The lower dial, installed in 1870, is a calendar with a pointer fixed at the top. The entire dial rotates so that the current day is at the pointer. The inner circle has medallions that represent the signs of the zodiac and the outer circle depicts scenes from medieval Bohemian life, one for each month. The slot for each day also lists the Saint that is celebrated on that day.
In addition to these two dials the clock has several other interesting features. At the very top is a golden rooster that crows as the bell strikes the hour. Just below the rooster are two blue doors, side by side. When the clock begins to play a tune before the hour chimes these doors open and the busts of the 12 apostles appear in the doors, one after the other.
The astronomical clock dial is below these doors and is flanked by four statues that represent things that were despised during the medieval era, vanity (represented by a rich man admiring himself in a mirror), greed (unfortunately represented by a man in the garb of a Jew holding a bag of money, death (represented by a skeleton holding an hour glass in his left hand and a rope in his right hand that he uses to ring the hourly chimes) and infidels (represented by a man in Turkish garb. All these figures are animated in one way or another during the clock's hourly performance.

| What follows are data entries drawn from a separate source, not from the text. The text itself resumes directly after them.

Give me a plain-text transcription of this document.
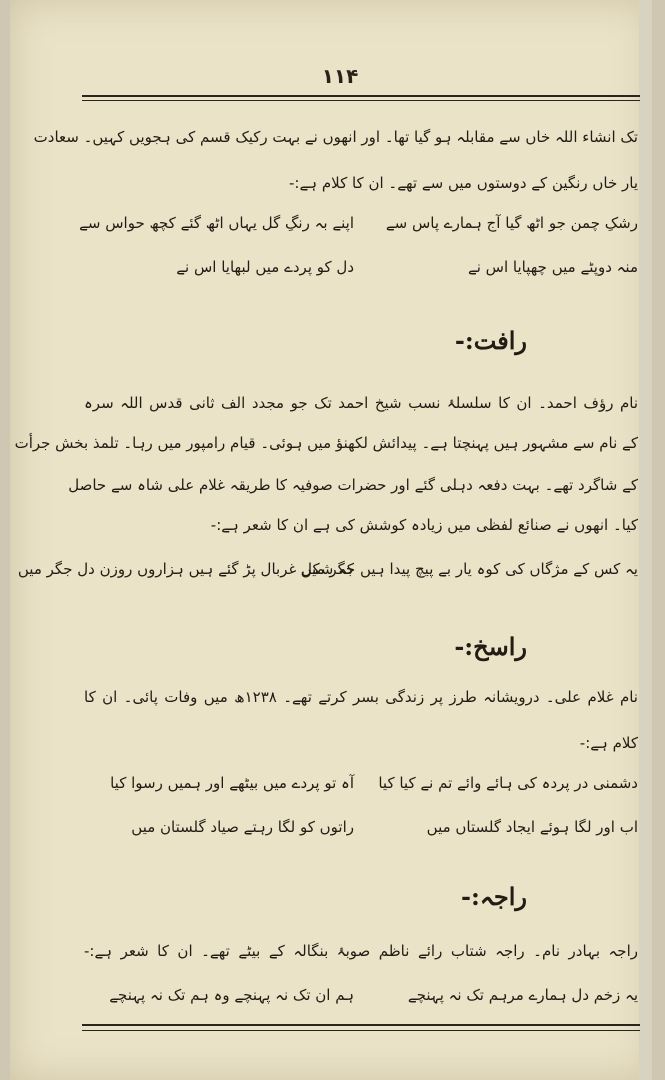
۱۱۴
تک انشاء اللہ خاں سے مقابلہ ہو گیا تھا۔ اور انھوں نے بہت رکیک قسم کی ہجویں کہیں۔ سعادت
یار خاں رنگین کے دوستوں میں سے تھے۔ ان کا کلام ہے:-
رشکِ چمن جو اٹھ گیا آج ہمارے پاس سے
اپنے بہ رنگِ گل یہاں اٹھ گئے کچھ حواس سے
منہ دوپٹے میں چھپایا اس نے
دل کو پردے میں لبھایا اس نے
رافت:-
نام رؤف احمد۔ ان کا سلسلۂ نسب شیخ احمد تک جو مجدد الف ثانی قدس اللہ سرہ
کے نام سے مشہور ہیں پہنچتا ہے۔ پیدائش لکھنؤ میں ہوئی۔ قیام رامپور میں رہا۔ تلمذ بخش جرأت
کے شاگرد تھے۔ بہت دفعہ دہلی گئے اور حضرات صوفیہ کا طریقہ غلام علی شاہ سے حاصل
کیا۔ انھوں نے صنائع لفظی میں زیادہ کوشش کی ہے ان کا شعر ہے:-
یہ کس کے مژگاں کی کوہ یار بے پیچ پیدا ہیں جگر میں
کہ شکل غربال پڑ گئے ہیں ہزاروں روزن دل جگر میں
راسخ:-
نام غلام علی۔ درویشانہ طرز پر زندگی بسر کرتے تھے۔ ۱۲۳۸ھ میں وفات پائی۔ ان کا
کلام ہے:-
دشمنی در پردہ کی ہائے وائے تم نے کیا کیا
آہ تو پردے میں بیٹھے اور ہمیں رسوا کیا
اب اور لگا ہوئے ایجاد گلستاں میں
راتوں کو لگا رہتے صیاد گلستان میں
راجہ:-
راجہ بہادر نام۔ راجہ شتاب رائے ناظم صوبۂ بنگالہ کے بیٹے تھے۔ ان کا شعر ہے:-
یہ زخم دل ہمارے مرہم تک نہ پہنچے
ہم ان تک نہ پہنچے وہ ہم تک نہ پہنچے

The calendar dial is directly below the clock and is also flanked by four statues. These statues are not animated and represent the chronicler (or historian, shown with quill and scroll), an angel (holding a flaming sword in one hand and a shield with a cross in the other. Probably Gabriel or Michael), the astronomer (shown with a telescope) and the philosopher (shown holding a book). Can you tell that I'm pretty impressed by this mechanism? Yikes, it's 600 years old for crying out loud!!
Right next to the clock tower is a spot in City Hall reserved for weddings. There was a bride ad groom waiting to enter while we were there. After some shopping time I came back and the bride and groom were husband and wife and people were throwing red rose and golden petals at them. Everyone seemed to be having a good time.
From the Square we walked back to the river where we are having a lunch cruise. It's always nice to see a city from the water. You get a much better perspective on the buildings, not to mention better pictures.
The river lunch was very relaxing and we got to go through a lock on the river. Add another river to the lock list. The food was great.
Then it was back to the hotel to pack for tomorrows travel day.